Monday, July 08, 2013

"In violation of our sacred bill of rights, which guarantees to all the privilege of bearing arms"

"...Look beyond the mountains--the proud crested mountains of East Tennessee. I know you have had a hard time, a trouble-some time, here in the middle division, where secession had its origin. But go with me beyond the mountains. When the State was voted out by four to one the people up there, who knew the wickedness of disruption, held a convention, and appealed to be let alone to the enjoyment ot their honest political opinions. What was the response? The threatening hoof of the cavalry. This request was repeated over and over again. The dastardly reply was the bayonets of a myriad of infantry. What followed? Columns of riotous soldiery pressed along the railroads, committing every offense in the catalogue--insulting our wives and daughters, plundering our dwellings, scattering haystacks, pillaging the drawers of poor and honest laborers, without a shade of respect to their wants and suffering. We were to be subjugated and coerced. In violation of our sacred bill of rights, which guarantees to all the privilege of bearing arms, our arms were taken away. We were left at the mercy an intoxicated rabble, who knew not the feelings of humanity. They came to my own little village, during my absence in Washington. My wife, with her young child, being there and unprotected, was turned into the street, and my house converted in to a hospital.

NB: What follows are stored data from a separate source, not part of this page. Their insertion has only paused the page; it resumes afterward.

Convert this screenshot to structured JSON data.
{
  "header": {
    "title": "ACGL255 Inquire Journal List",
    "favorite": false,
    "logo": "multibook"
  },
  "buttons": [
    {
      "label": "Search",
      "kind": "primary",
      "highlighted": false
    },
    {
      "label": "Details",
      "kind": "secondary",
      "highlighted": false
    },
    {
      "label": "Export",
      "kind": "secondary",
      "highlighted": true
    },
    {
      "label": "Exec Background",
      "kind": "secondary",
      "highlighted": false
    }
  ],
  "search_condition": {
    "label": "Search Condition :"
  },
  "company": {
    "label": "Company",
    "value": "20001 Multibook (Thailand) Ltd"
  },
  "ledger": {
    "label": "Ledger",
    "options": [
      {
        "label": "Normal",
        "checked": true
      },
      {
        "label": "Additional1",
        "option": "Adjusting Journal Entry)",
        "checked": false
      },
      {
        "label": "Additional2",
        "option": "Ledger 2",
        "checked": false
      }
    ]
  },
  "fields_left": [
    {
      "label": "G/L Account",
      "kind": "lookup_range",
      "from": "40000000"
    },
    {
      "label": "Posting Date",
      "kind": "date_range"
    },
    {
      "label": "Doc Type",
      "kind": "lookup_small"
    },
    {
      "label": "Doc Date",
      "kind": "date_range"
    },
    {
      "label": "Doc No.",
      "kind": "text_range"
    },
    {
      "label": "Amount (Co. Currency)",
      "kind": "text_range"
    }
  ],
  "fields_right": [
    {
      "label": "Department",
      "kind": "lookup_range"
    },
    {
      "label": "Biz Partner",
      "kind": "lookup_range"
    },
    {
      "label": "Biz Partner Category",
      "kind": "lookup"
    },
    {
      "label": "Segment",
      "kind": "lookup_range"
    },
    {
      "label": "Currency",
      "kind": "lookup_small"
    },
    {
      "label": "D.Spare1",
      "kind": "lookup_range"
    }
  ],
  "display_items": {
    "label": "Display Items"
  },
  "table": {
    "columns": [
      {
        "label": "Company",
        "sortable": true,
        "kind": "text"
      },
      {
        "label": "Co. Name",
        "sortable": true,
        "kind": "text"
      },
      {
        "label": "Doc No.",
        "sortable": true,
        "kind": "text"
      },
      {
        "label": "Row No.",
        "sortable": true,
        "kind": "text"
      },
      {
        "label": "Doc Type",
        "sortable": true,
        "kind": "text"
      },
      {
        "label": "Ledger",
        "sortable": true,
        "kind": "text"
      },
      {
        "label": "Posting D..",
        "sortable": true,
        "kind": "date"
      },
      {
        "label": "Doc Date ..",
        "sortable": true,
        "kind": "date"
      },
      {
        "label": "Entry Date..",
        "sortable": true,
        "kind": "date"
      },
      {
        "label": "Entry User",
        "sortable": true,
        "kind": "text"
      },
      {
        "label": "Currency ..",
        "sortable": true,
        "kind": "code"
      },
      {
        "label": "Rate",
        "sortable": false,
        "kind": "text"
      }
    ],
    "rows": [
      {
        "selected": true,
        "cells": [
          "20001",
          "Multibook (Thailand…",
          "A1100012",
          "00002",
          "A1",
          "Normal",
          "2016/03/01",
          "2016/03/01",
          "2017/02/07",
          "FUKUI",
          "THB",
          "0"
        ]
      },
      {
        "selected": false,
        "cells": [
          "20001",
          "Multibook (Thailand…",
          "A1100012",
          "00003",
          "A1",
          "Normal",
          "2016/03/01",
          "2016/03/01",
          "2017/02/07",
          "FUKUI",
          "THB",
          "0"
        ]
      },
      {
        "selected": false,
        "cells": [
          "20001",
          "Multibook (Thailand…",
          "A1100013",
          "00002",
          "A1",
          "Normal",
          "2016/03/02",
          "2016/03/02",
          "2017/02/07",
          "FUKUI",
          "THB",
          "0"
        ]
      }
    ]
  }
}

   "What wrongs have we committed? We have shown our faithfulness to the flag of our country--have upheld its imperishable laws, and protested against rebellion. This is our crime, the cause of our proscription and suffering. After my wife, with her child, had fled to the protecting roof of a neighbor, and while confined in a bed of sickness, the act of sequestration was enforced to wrest her dwelling, leaving her houseless and the unregarded victim of insult. Even her two servants, who ministered to her wants while helplessly ill, were stolen from her. This is secession. Great God! can it go on unarrested in its career of violence and shame? Is there no justice to reach or crush it? Will not some bolt of wrath descend from heaven to avenge the wrongs of innocent men, women and children?"

- Belmont Chronicle, St. Clairsville, Ohio, April 10, 1862. New Series--Vol. 2, No. 10. "Affairs In Nashville, Speech of Gov. Gen. Andrew Johnson*, Delivered on Saturday At The Capitol." Pg. 1.

* - Andrew Johnson, Dec. 29, 1808 - July 31, 1875, Johnson was born in poverty in Raleigh, North Carolina. Apprenticed as a tailor, he worked in several frontier towns before settling in Greeneville, Tennessee. He served as alderman and mayor there before being elected to the Tennessee House of Representatives in 1835. After brief service in the Tennessee Senate, Johnson was elected to the U.S. House of Representatives in 1843, where he served five two-year terms. He became Governor of Tennessee for four years, and was elected by the legislature to the Senate in 1857. In his congressional service, he sought passage of the Homestead Bill, which was enacted soon after he left his Senate seat in 1862. Johnson was the 17th President of the United States, serving from 1865 to 1869. Johnson became president since he was Abraham Lincoln's vice president at the time of Lincoln's assassination. A Democrat who ran with Lincoln on the National Union ticket, Johnson came to office as the Civil War concluded. The new president favored quick restoration of the seceded states to the Union. His plans did not give protection to the former slaves, and he came into conflict with the Republican-dominated Congress, culminating in his impeachment by the House of Representatives. The first American president to be impeached, he was acquitted in the Senate by one vote.